Technically most of us citizens are this adversary due to fiat economics.

How would any particular node that blindly connects to one of these 51%'ers know not to interact with it?

Likely because of what you said

they could just stop receiving/validating/appending new blocks

This causes people to switch node endpoints if they notice such a thing.

How would a given node 'know' who to query for chain data?

They would do it as usual, using network consensus rules to verify the longest chain.

Btw, I understand the government would have NO economic interest in doing this.
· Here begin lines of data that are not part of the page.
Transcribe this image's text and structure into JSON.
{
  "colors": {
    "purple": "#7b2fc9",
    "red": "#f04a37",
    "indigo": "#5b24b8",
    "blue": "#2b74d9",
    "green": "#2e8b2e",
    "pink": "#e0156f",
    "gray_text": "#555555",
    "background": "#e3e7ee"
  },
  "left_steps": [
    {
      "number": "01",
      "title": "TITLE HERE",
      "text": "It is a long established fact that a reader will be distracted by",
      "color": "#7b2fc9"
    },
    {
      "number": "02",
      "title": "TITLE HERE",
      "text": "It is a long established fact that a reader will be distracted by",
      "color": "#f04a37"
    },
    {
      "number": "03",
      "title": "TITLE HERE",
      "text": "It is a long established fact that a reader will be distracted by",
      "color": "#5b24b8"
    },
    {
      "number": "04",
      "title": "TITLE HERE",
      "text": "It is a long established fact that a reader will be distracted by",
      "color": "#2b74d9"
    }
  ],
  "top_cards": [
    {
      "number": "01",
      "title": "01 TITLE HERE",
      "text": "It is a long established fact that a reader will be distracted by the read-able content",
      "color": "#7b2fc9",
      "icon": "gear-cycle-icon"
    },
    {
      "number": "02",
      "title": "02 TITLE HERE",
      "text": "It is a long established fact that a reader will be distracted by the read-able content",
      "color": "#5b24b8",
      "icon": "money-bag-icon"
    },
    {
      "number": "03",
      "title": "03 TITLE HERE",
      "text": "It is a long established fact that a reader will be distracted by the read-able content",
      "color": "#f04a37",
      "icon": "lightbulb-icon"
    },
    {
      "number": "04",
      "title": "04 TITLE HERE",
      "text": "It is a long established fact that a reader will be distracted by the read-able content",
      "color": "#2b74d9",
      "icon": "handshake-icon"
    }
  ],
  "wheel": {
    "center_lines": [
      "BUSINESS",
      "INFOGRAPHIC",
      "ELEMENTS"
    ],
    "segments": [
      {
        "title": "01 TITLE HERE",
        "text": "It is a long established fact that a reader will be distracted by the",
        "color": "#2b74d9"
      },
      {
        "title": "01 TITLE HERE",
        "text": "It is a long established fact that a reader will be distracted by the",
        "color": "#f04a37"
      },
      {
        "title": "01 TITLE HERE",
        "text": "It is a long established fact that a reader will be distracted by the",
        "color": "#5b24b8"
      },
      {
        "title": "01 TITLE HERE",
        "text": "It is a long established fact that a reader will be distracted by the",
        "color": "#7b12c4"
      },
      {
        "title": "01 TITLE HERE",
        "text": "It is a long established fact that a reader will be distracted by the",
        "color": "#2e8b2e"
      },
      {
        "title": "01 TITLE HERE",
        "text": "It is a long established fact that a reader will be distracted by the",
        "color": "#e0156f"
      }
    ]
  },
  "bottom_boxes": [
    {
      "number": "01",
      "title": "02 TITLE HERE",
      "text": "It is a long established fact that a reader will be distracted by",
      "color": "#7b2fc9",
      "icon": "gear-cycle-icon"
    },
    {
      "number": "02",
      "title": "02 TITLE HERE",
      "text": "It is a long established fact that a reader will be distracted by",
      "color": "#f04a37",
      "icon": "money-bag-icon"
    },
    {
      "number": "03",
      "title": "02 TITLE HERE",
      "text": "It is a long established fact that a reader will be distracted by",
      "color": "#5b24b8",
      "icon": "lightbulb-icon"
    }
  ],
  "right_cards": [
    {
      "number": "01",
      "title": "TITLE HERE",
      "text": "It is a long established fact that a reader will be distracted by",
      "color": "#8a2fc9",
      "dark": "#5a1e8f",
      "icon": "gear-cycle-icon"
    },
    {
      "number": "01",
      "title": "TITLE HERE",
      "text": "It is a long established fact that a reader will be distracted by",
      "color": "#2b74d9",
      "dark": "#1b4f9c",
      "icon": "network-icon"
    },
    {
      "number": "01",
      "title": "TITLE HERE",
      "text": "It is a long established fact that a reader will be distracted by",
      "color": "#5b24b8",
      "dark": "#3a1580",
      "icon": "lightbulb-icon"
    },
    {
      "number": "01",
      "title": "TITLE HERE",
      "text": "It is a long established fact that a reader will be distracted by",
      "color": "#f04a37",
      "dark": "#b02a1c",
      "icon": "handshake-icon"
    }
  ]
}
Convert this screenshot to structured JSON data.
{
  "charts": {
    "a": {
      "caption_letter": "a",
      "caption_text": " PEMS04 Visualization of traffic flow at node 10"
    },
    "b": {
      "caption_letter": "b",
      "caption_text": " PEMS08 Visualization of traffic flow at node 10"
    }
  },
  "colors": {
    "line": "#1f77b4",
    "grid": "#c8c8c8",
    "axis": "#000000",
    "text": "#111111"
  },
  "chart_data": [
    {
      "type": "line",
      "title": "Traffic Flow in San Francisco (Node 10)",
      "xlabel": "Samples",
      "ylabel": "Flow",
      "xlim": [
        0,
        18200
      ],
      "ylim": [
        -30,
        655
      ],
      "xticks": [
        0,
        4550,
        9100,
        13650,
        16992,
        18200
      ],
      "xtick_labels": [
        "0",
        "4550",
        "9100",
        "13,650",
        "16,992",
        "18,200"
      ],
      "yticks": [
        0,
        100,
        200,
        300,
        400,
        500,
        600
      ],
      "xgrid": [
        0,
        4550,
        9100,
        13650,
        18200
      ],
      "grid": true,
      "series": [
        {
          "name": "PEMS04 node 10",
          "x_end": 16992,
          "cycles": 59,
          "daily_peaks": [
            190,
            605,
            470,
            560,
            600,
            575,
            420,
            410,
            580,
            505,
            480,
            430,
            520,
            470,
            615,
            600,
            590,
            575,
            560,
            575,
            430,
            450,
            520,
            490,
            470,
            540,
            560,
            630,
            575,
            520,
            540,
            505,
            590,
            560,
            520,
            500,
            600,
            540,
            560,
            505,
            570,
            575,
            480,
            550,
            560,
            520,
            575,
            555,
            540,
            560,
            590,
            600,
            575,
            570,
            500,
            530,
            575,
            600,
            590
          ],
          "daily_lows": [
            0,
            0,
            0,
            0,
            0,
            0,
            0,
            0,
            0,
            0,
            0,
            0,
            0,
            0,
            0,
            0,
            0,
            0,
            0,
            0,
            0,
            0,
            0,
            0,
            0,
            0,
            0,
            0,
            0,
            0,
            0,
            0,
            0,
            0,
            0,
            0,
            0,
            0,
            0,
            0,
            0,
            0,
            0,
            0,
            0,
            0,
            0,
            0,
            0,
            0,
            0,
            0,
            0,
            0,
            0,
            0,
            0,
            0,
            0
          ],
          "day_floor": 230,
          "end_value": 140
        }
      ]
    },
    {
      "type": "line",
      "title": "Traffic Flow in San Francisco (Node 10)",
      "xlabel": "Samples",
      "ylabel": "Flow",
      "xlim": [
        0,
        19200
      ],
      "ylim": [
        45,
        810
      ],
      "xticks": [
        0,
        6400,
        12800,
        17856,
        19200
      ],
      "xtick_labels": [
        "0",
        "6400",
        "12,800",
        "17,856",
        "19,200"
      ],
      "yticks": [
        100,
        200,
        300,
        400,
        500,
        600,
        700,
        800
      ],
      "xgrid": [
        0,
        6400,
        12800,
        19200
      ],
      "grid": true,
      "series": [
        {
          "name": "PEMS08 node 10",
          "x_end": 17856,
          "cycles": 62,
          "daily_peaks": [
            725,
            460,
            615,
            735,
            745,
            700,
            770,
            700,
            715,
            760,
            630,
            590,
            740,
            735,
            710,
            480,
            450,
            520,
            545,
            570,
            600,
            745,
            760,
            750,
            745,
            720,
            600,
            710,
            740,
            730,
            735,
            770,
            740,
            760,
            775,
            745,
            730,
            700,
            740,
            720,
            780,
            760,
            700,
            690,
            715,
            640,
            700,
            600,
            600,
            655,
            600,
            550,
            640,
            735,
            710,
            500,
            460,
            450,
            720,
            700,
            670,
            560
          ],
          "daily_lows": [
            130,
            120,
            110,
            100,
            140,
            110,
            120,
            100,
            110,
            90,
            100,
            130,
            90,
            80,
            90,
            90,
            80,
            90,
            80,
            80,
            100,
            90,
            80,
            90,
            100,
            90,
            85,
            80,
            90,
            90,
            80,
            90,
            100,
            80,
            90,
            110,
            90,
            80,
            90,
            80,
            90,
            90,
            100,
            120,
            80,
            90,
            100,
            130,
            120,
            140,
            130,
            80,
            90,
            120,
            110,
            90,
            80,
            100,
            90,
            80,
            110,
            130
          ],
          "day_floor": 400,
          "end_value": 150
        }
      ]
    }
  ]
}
It's not that they wouldn't have interest in doing it, it's that the current state of the network renders their attempts absolutely obsolete. 50% attacks on Bitcoin are highly unlikely for a variety of reasons:

the only relevant nodes in terms of establishing network consensus (about new blocks) would be nodes that miners submit their proof of work to which are generally considered "mining pools". These pools are actually chosen BECAUSE of how secure and decentralized they are, when any of these pools act out of the interest of the miners (ie ordinals filling a full block on luxor pool) it causes them to fall out of the top pool ranks ie miners go somewhere else. Not to mention since these pools are so big, having a central actor or even a hand full of them control the whole thing is highly unlikely, if they did anything wrong miners would notice within the hour max and switch to another pool. If they were in a proof of stake system they would be frozen from withdrawing from the attackers pool. Considering this is the difference between pool maintainers making a good living and being bankrupt I would say the incentives are HIGH to keep it secure and decentralized.

I would really be entertained to see the counter arguments.